Introduction

The area comprising the Metro Vancouver region is expected to grow in population in the years to come. With an increase in population comes the spatial expansion of urbanism, paved roads and related infrastructure, often at the expense of prime agricultural land. A pro-development perception sees agricultural land as a potential new home for industrial use or new subdivisions. Unfortunately this very perception is instrumental in causing environmental fragmentation, urban sprawl, and unliveable cities across North America.

The Agricultural Land Reserve in BC serves to protect farmland at the urban boundary, however many area are at risk of being removed from this land use zone.

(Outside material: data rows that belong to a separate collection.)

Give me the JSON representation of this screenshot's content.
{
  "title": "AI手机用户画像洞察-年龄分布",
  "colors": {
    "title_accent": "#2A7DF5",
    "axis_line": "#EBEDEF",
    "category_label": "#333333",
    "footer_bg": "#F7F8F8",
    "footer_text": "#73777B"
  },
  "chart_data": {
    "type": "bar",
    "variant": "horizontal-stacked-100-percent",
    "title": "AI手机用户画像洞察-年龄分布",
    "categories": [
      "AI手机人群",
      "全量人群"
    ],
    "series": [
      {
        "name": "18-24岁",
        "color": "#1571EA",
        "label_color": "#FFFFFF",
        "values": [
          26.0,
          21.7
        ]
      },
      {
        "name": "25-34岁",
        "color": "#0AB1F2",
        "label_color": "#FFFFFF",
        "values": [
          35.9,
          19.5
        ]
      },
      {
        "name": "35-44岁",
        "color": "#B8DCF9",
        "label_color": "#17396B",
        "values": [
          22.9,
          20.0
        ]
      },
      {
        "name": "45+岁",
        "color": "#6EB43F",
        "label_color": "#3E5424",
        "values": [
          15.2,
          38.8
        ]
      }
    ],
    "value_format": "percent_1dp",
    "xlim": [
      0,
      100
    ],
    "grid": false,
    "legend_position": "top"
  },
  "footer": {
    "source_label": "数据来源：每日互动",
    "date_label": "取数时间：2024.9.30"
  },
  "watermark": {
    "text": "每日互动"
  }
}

This project used a non-Boolean, "fuzzy" multi-criteria analysis to examine the spatial relationship between the areas comprising the Provincial Agricultural Land Reserve (ALR) and the impacts of urban land use. Specifically, this project addresses the question of how much pressure urban land use is exerting on the Agricultural Land Reserve.

The analysis involved the measurement and weighting of three factors: ALR parcel size, distance from areas of high population density, and distance from road networks. This data was used to construct a model that classifies the ALR into ranked areas (1 to 4) that, based on the analysis, have a higher risk of exclusion from the ALR and face a greater chance of undergoing a change to urban, commercial, or industrial land use.